(It’s best to read Parts One, Two, Three, Four and Five first)
‘Richard III’ Decoded is a series of five short articles which argue that William Shakespeare’s The True Tragedy of Richard III was not a piece of pro-Tudor propaganda.
It was, in fact, a coded attack on Queen Elizabeth herself.
It was a satire on the life of Sir Robert Dudley, the Earl of Leicester, Queen Elizabeth’s lover and friend, who had died just a couple of years earlier (1588).
In 1584, the Jesuits had published Leicester’s Commonwealth, a savage attack on Leicester which Shakespeare draws on to create his portrait of the hunch-backed king.
The King Richard of Shakespeare’s play
1. Murders a husband to get his wife.
2. Murders his wife to get another wife.
3. Uses black magic (or seems to!) to get his way with women.
4. Assumes, in the midst of his atrocities, an air of religious piety.
The historical King Richard was never accused of these crimes: but the Earl of Leicester was.

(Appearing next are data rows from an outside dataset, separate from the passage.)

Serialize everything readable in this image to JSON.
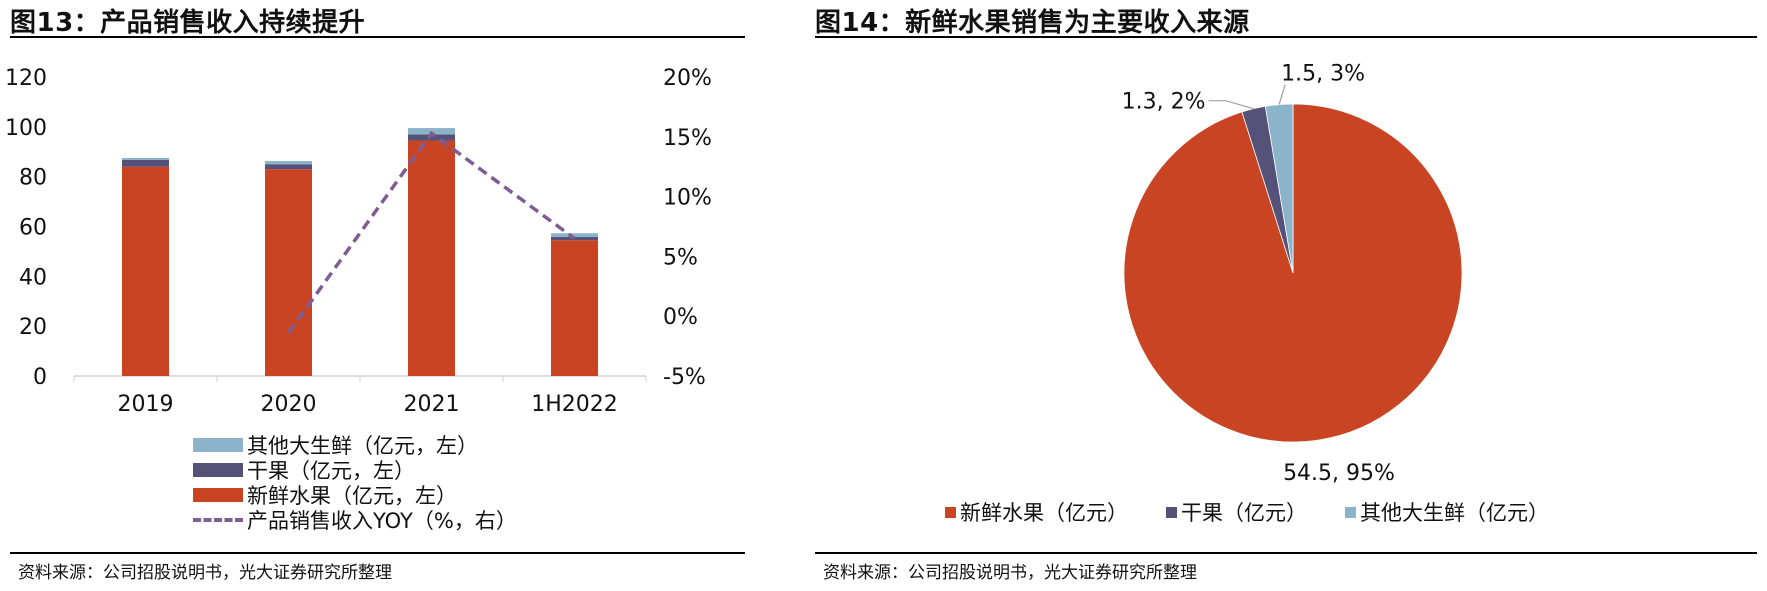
{
  "left": {
    "title": "图13：产品销售收入持续提升",
    "source": "资料来源：公司招股说明书，光大证券研究所整理",
    "legend": [
      {
        "label": "其他大生鲜（亿元，左）",
        "color": "#8bb3c9",
        "style": "bar"
      },
      {
        "label": "干果（亿元，左）",
        "color": "#55527a",
        "style": "bar"
      },
      {
        "label": "新鲜水果（亿元，左）",
        "color": "#c94423",
        "style": "bar"
      },
      {
        "label": "产品销售收入YOY（%，右）",
        "color": "#7e5c94",
        "style": "dashed-line"
      }
    ],
    "y_left_ticks": [
      "0",
      "20",
      "40",
      "60",
      "80",
      "100",
      "120"
    ],
    "y_right_ticks": [
      "-5%",
      "0%",
      "5%",
      "10%",
      "15%",
      "20%"
    ],
    "x_ticks": [
      "2019",
      "2020",
      "2021",
      "1H2022"
    ]
  },
  "right": {
    "title": "图14：新鲜水果销售为主要收入来源",
    "source": "资料来源：公司招股说明书，光大证券研究所整理",
    "labels": {
      "fresh": "54.5, 95%",
      "dried": "1.3, 2%",
      "other": "1.5, 3%"
    },
    "legend": [
      {
        "label": "新鲜水果（亿元）",
        "color": "#c94423"
      },
      {
        "label": "干果（亿元）",
        "color": "#55527a"
      },
      {
        "label": "其他大生鲜（亿元）",
        "color": "#8bb3c9"
      }
    ]
  },
  "chart_data": [
    {
      "type": "bar",
      "title": "图13：产品销售收入持续提升",
      "stacked": true,
      "categories": [
        "2019",
        "2020",
        "2021",
        "1H2022"
      ],
      "series": [
        {
          "name": "新鲜水果（亿元，左）",
          "axis": "left",
          "values": [
            84.0,
            83.0,
            94.5,
            54.5
          ]
        },
        {
          "name": "干果（亿元，左）",
          "axis": "left",
          "values": [
            2.7,
            2.0,
            2.5,
            1.3
          ]
        },
        {
          "name": "其他大生鲜（亿元，左）",
          "axis": "left",
          "values": [
            0.8,
            1.3,
            2.5,
            1.5
          ]
        },
        {
          "name": "产品销售收入YOY（%，右）",
          "axis": "right",
          "type": "line",
          "style": "dashed",
          "values": [
            null,
            -1.4,
            15.3,
            6.5
          ]
        }
      ],
      "ylim_left": [
        0,
        120
      ],
      "ylim_right": [
        -5,
        20
      ],
      "xlabel": "",
      "ylabel": "",
      "grid": false,
      "legend_position": "bottom"
    },
    {
      "type": "pie",
      "title": "图14：新鲜水果销售为主要收入来源",
      "categories": [
        "新鲜水果（亿元）",
        "干果（亿元）",
        "其他大生鲜（亿元）"
      ],
      "values": [
        54.5,
        1.3,
        1.5
      ],
      "percent": [
        95,
        2,
        3
      ],
      "data_labels": [
        "54.5, 95%",
        "1.3, 2%",
        "1.5, 3%"
      ],
      "legend_position": "bottom"
    }
  ]
}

The Shakespeare Code argues that the original, lavish production of Richard III was staged in the grounds of Place House in Titchfield.
It was here that Leicester, acting as agent-provocateur, had destroyed the Catholic cause in England. He had encouraged the Duke of Norfolk to marry Mary Queen of Scots and the Earl of Southampton’s family to rebel against Queen Elizabeth.
It was also at Place House (when it was an Abbey) that King Henry VI had married Margaret of Anjou.
That is why Henry VI – as a corpse and a ghost – plays such a prominent part in Richard III. He was a local hero at Titchfield and had granted, in 1447, the village a school and a fair. It was against the background of this fair that the play – with its horses, armour, tents and armies – was originally performed.
The fair at Titchfield is held to this day:
The Shakespeare Code also argues that the pro-Tudor version of the Richard III story, performed by the Queen’s Men, was a government reply to Shakespeare’s subversive one.
It was the beginning of the hostility that was to grow between Queen Elizabeth and one of the most brilliant of her subjects, the Catholic homosexual, William Shakespeare.